I saw one of Oliver Stone's worst propaganda films ever on one of the cables last night, as a matter of fact, "Salvador." In it, he's preaching to the world that the United States is the evil country, with the CIA corrupting nations everywhere. And that's this guy, Chavez's theme. Didn't he make a speech the other day that says, we're planning to invade him?

That's Castro. That's Kim Jong Il, very ill.

CAVUTO: Yes.

DORNAN: They all maintain their power by saying the U.S. is about to invade.

CAVUTO: Well, let me ask you, Phil, just for a pure numbers guy on this.

FLYNN: Right.

CAVUTO: Even if he just keeps talking bellicose like this, strategy, saying, this one thing that he was doing earlier this week, don't have any Venezuelan contractors working on American refineries in that country or what have you, play this out for me.

FLYNN: OK.

CAVUTO: What are we looking at?

FLYNN: All right, Hugo Chavez goes off the deep end, which wouldn't be that far of a move.

(LAUGHTER)

FLYNN: But, assuming that he does, he pulls off his oil exports. The U.S. says, hey, wait a second. We're not getting any more oil. They stop oil imports. Oil prices shoot towards $100 a barrel. The world gets caught into a recession. It could happen very easily.

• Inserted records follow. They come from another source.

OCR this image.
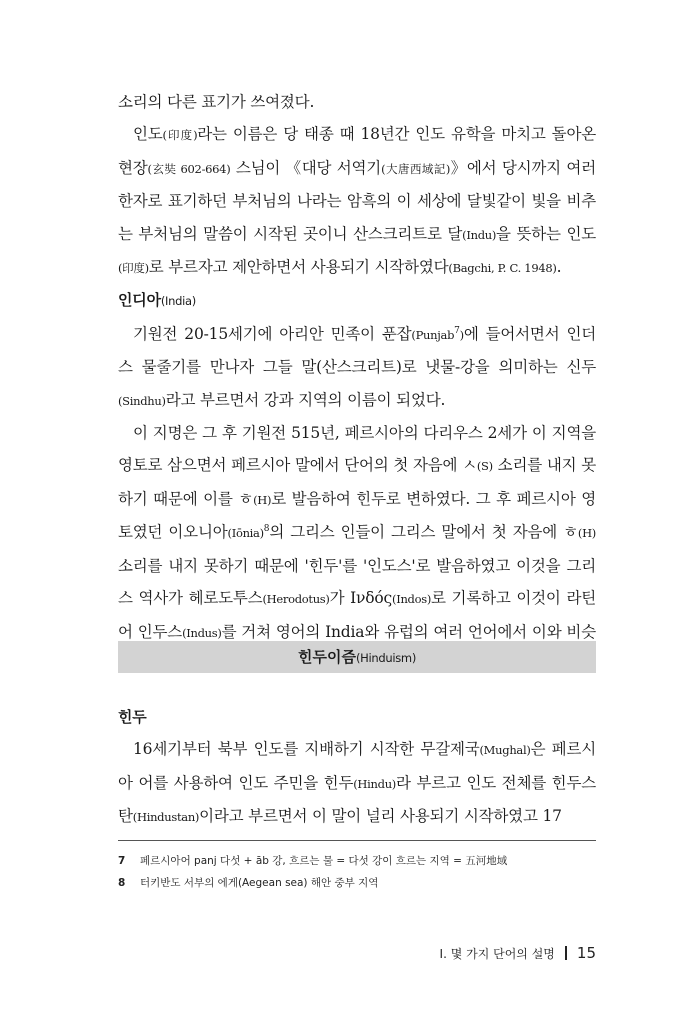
소리의 다른 표기가 쓰여졌다.

인도(印度)라는 이름은 당 태종 때 18년간 인도 유학을 마치고 돌아온 현장(玄奘 602-664) 스님이 《대당 서역기(大唐西域記)》에서 당시까지 여러 한자로 표기하던 부처님의 나라는 암흑의 이 세상에 달빛같이 빛을 비추는 부처님의 말씀이 시작된 곳이니 산스크리트로 달(Indu)을 뜻하는 인도(印度)로 부르자고 제안하면서 사용되기 시작하였다(Bagchi, P. C. 1948).

인디아(India)

기원전 20-15세기에 아리안 민족이 푼잡(Punjab$^7$)에 들어서면서 인더스 물줄기를 만나자 그들 말(산스크리트)로 냇물-강을 의미하는 신두(Sindhu)라고 부르면서 강과 지역의 이름이 되었다.

이 지명은 그 후 기원전 515년, 페르시아의 다리우스 2세가 이 지역을 영토로 삼으면서 페르시아 말에서 단어의 첫 자음에 ㅅ(S) 소리를 내지 못하기 때문에 이를 ㅎ(H)로 발음하여 힌두로 변하였다. 그 후 페르시아 영토였던 이오니아(Iōnia)$^8$의 그리스 인들이 그리스 말에서 첫 자음에 ㅎ(H) 소리를 내지 못하기 때문에 '힌두'를 '인도스'로 발음하였고 이것을 그리스 역사가 헤로도투스(Herodotus)가 Ινδός(Indos)로 기록하고 이것이 라틴어 인두스(Indus)를 거쳐 영어의 India와 유럽의 여러 언어에서 이와 비슷

힌두이즘(Hinduism)

힌두

16세기부터 북부 인도를 지배하기 시작한 무갈제국(Mughal)은 페르시아 어를 사용하여 인도 주민을 힌두(Hindu)라 부르고 인도 전체를 힌두스탄(Hindustan)이라고 부르면서 이 말이 널리 사용되기 시작하였고 17

7	페르시아어 panj 다섯 + āb 강, 흐르는 물 = 다섯 강이 흐르는 지역 = 五河地域
8	터키반도 서부의 에게(Aegean sea) 해안 중부 지역
I. 몇 가지 단어의 설명 15
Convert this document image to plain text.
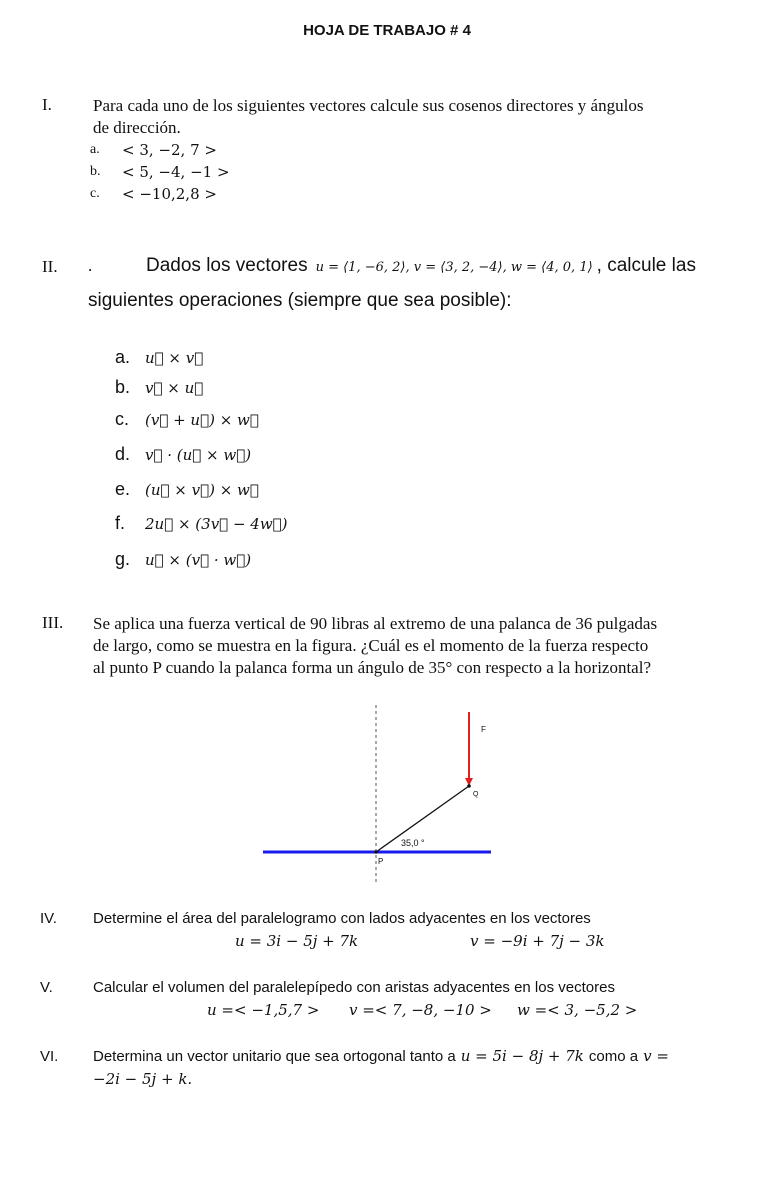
HOJA DE TRABAJO # 4
I. Para cada uno de los siguientes vectores calcule sus cosenos directores y ángulos
de dirección.
a.	< 3, −2, 7 >
b.	< 5, −4, −1 >
c.	< −10,2,8 >
II. .	Dados los vectores u = ⟨1, −6, 2⟩, v = ⟨3, 2, −4⟩, w = ⟨4, 0, 1⟩ , calcule las
siguientes operaciones (siempre que sea posible):
a. u⃗ × v⃗
b. v⃗ × u⃗
c.	(v⃗ + u⃗) × w⃗
d. v⃗ · (u⃗ × w⃗)
e. (u⃗ × v⃗) × w⃗
f.	2u⃗ × (3v⃗ − 4w⃗)
g. u⃗ × (v⃗ · w⃗)
III. Se aplica una fuerza vertical de 90 libras al extremo de una palanca de 36 pulgadas
de largo, como se muestra en la figura. ¿Cuál es el momento de la fuerza respecto
al punto P cuando la palanca forma un ángulo de 35° con respecto a la horizontal?
F
Q
P
35,0 °
IV. Determine el área del paralelogramo con lados adyacentes en los vectores
u = 3i − 5j + 7k	v = −9i + 7j − 3k
V.	Calcular el volumen del paralelepípedo con aristas adyacentes en los vectores
u =< −1,5,7 > v =< 7, −8, −10 > w =< 3, −5,2 >
VI. Determina un vector unitario que sea ortogonal tanto a u = 5i − 8j + 7k como a v =
−2i − 5j + k.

And and the worry about Chavez is, he is a loose cannon. And the concern is that a lot of the poor people in Venezuela, they love this guy. Why? Because he's taking money from the rich and giving it to the poor. And I will tell you one thing: The only thing that's keeping him in power right now is $65-a-barrel oil, because that's covering up for a lot of the sins and the mismanagement of his economy.

If oil prices go down he will be out on his ear.

CAVUTO: Guys, I want to thank you both very much, Phil Flynn, Bob Dornan. Appreciate it, guys.

FLYNN: Thanks.

CAVUTO: We will see where this all goes.